Troisième d’une lignée de filles aux pères absents, il m’a été difficile de me débarrasser de cet héritage familial. Mais j’ai aussi découvert que j’avais eu l’immense privilège de vivre avec des femmes fortes et combatives.

Je suis la fille d’un de ces “papas cadeaux”, comme les appelait ma grand-mère, ces pères défaillants qui font une brève apparition à Noël pour repartir aussitôt. Une tradition familiale qui dure chez nous depuis trois générations.

Au moment de l’adolescence, alors que l’absence de mon père me faisait horriblement souffrir, mon grand-père essayait de se racheter une conduite. Lui qui n’avait pratiquement pas connu sa deuxième femme a commencé à venir chaque semaine chez nous, près du bayou où nous vivions toutes les trois avec ma mère et ma grand-mère. En bon jardinier, il enfouissait ses remords en plantant des arbres fruitiers : d’abord un citronnier, puis un figuier, un prunier, un oranger, un pêcher et un pommier, toute une haie colorée qui s’étalait derrière notre garage.

“Ils finissent toujours par revenir, disait ma mère en regardant son père bêcher. Ils se rendent compte qu’ils ont eu tort.”

L’incarnation du cool

Mais ce qui m’inquiétait surtout à l’époque, c’était d’être condamnée à reproduire cette tendance familiale, et apparemment inévitable, qui consistait à sortir avec des types pas fiables.

“Tu crois qu’on est maudites ? demandai-je à ma grand-mère. Que je suis la prochaine ?

– Arrête avec tes histoires de malédiction, ça n’existe pas”, me rétorqua-t-elle.

En fait, je n’étais pas sous le coup d’une malédiction mystérieuse mais bien d’un conditionnement hérité de mon enfance. “Papa t’aime très fort”, me disait-il tout en se moquant de ma façon de parler “trop blanche”. “Papa t’aime très fort” même s’il refuse de payer tes études et préfère te donner 100 dollars pour une manucure. “Papa t’aime très fort”, disait-il en partant après être resté cinq minutes, ne me laissant pour toute consolation que son parfum entêtant.

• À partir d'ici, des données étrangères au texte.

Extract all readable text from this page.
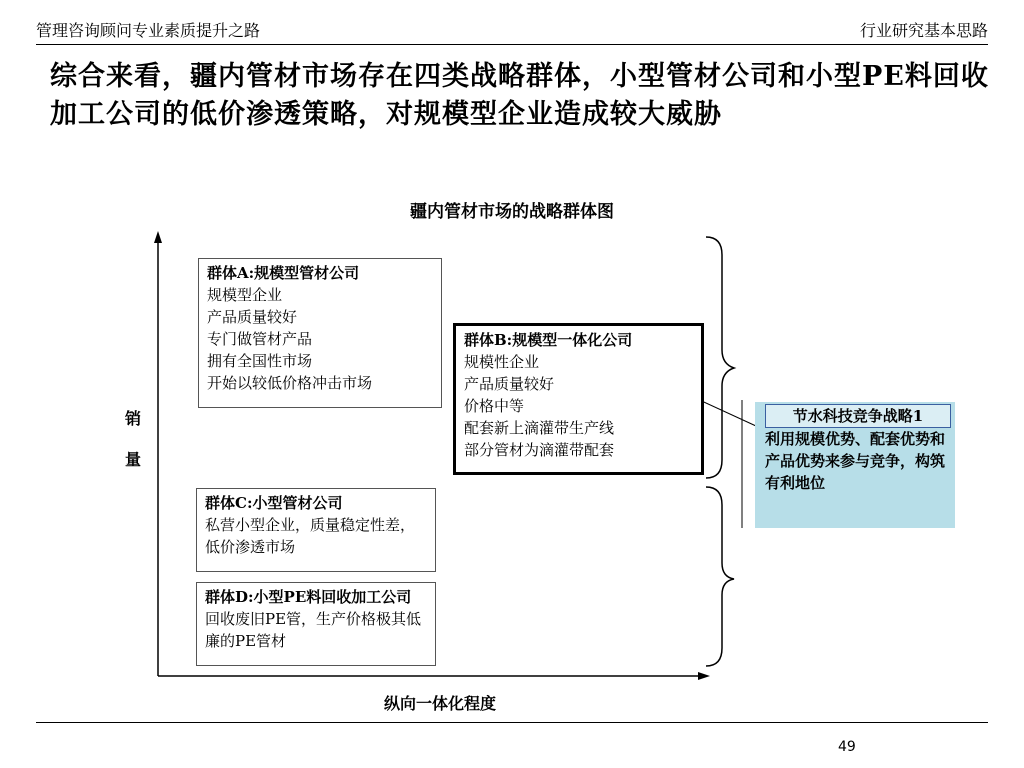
管理咨询顾问专业素质提升之路	行业研究基本思路
综合来看，疆内管材市场存在四类战略群体，小型管材公司和小型PE料回收加工公司的低价渗透策略，对规模型企业造成较大威胁
疆内管材市场的战略群体图
销
量
纵向一体化程度
群体A:规模型管材公司
规模型企业
产品质量较好
专门做管材产品
拥有全国性市场
开始以较低价格冲击市场
群体B:规模型一体化公司
规模性企业
产品质量较好
价格中等
配套新上滴灌带生产线
部分管材为滴灌带配套
群体C:小型管材公司
私营小型企业，质量稳定性差，低价渗透市场
群体D:小型PE料回收加工公司
回收废旧PE管，生产价格极其低廉的PE管材
节水科技竞争战略1
利用规模优势、配套优势和产品优势来参与竞争，构筑有利地位
49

C’était exactement le problème de ces pères-là. Ils étaient épouvantables mais diablement séduisants. Quand ils daignaient vous accorder cinq minutes, c’était le paradis. Mon père, qui a pratiquement dix ans de moins que ma mère, était pour moi l’incarnation du cool. Je courais vers lui dès que j’entendais sa voix dans l’entrée, et son sourire ravageur me faisait complètement craquer. Quand il m’emmenait me balader en voiture, il me faisait écouter des morceaux que ma mère aurait désapprouvés, et la musique était si forte qu’il nous était impossible de nous entendre. Mais même si la balade était de courte durée, j’étais persuadée qu’il m’aimait puisqu’il consentait à baisser le volume quand je voulais lui parler.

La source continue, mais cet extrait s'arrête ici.